パブリックスクールでは幸い数学の成績は良かったのですが、英語は伸び悩んでいました。学校では日本の留学生の受け入れは過去に例がなかったこともあり、先生たちが私の状況に配慮し、特別に私に女性の英語の先生をつけてくれたのです。英国の慈悲深さと、教育は誰でも平等に受ける権利があるという「Fairness(平等・公平さ)」の精神を理解したのがその時です。以降、1日の授業が終わった後、寄宿舎に戻る前にその先生に英語を教わりに行くことになりました。
筆者が通っていたKingswood School
多くの日本人に共通していることだと思うのですが、当時の私は積極的に話さない、引っ込み思案なタイプでした。
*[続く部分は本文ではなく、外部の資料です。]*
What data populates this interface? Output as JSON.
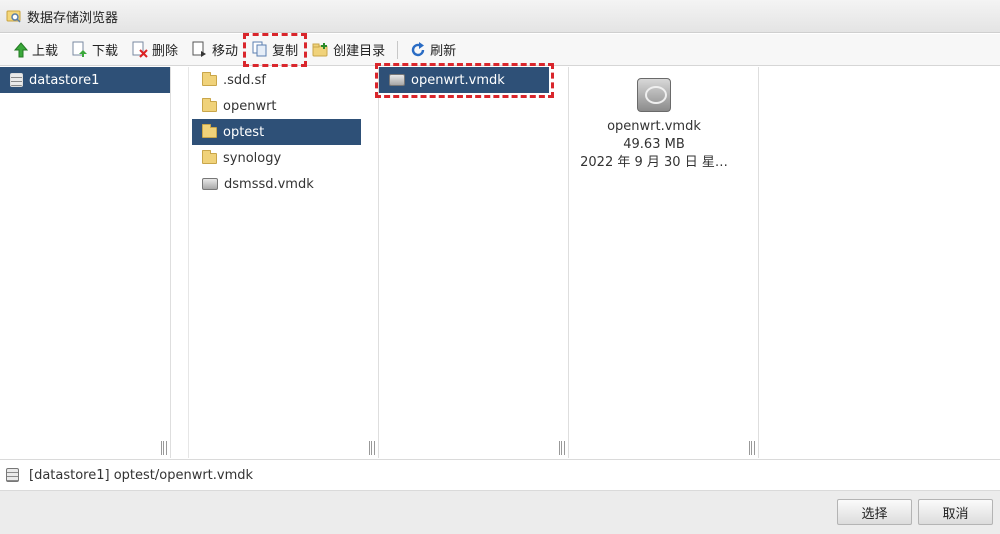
{
  "window": {
    "title": "数据存储浏览器"
  },
  "toolbar": {
    "upload": "上载",
    "download": "下载",
    "delete": "删除",
    "move": "移动",
    "copy": "复制",
    "mkdir": "创建目录",
    "refresh": "刷新"
  },
  "column1": {
    "items": [
      {
        "label": "datastore1",
        "icon": "database-icon",
        "selected": true
      }
    ]
  },
  "column2": {
    "items": [
      {
        "label": ".sdd.sf",
        "icon": "folder-icon"
      },
      {
        "label": "openwrt",
        "icon": "folder-icon"
      },
      {
        "label": "optest",
        "icon": "folder-icon",
        "selected": true
      },
      {
        "label": "synology",
        "icon": "folder-icon"
      },
      {
        "label": "dsmssd.vmdk",
        "icon": "disk-icon"
      }
    ]
  },
  "column3": {
    "items": [
      {
        "label": "openwrt.vmdk",
        "icon": "disk-icon",
        "selected": true
      }
    ]
  },
  "preview": {
    "name": "openwrt.vmdk",
    "size": "49.63 MB",
    "date": "2022 年 9 月 30 日 星…"
  },
  "status": {
    "path": "[datastore1] optest/openwrt.vmdk"
  },
  "footer": {
    "select": "选择",
    "cancel": "取消"
  },
  "colors": {
    "selection": "#2e5077",
    "highlight": "#d9262c"
  }
}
ある日、私の積極的に話そうとしない態度を見かねた先生が「あなたは英語を聞いても理解しているふりをしている。あなたは本当に英語が喋れるようになりたいの? 英語が上手くなりたいなら自分で考えて話す努力をしないと、100年たっても英語は話せるようにはならない!」と、私の弱みを厳しく指摘してくれたのです。
以来、私は目が覚めたように積極的に話すように努め、自分が英語を話した際に何が伝わり、何が伝わらなかったのかを何度も反復して練習し、少しずつ英語で伝える能力が上達していきました。今でも、英語を話す際に上手に説明ができない時や、複数の人前で英語を話す機会があるときはその先生の言葉を思い出すのです。
私のコラムを読んでくださっている方の中にも、英語ができなくて悔しい思いをした方や、英語をしっかり勉強しておけば良かったと後悔している方もいると思います。このような後悔や悔しい思いをしている方は、自ら「気づき」を得たことで、それをばねにして英語を伸ばせる可能性を秘めていますので、今からでも学習を始めることをお勧めします。昔に比べ現在の日本では英語を学習する環境は格段に増えていますし、何事も始めることに遅すぎることはありません。
このように、英国での学校生活1年目の時間は矢のごとく過ぎ、卒業を間近に控えていた頃、常に頭の片隅に心配事がありました。祖父と母が工面してくれた資金が底をつきかけていたのです。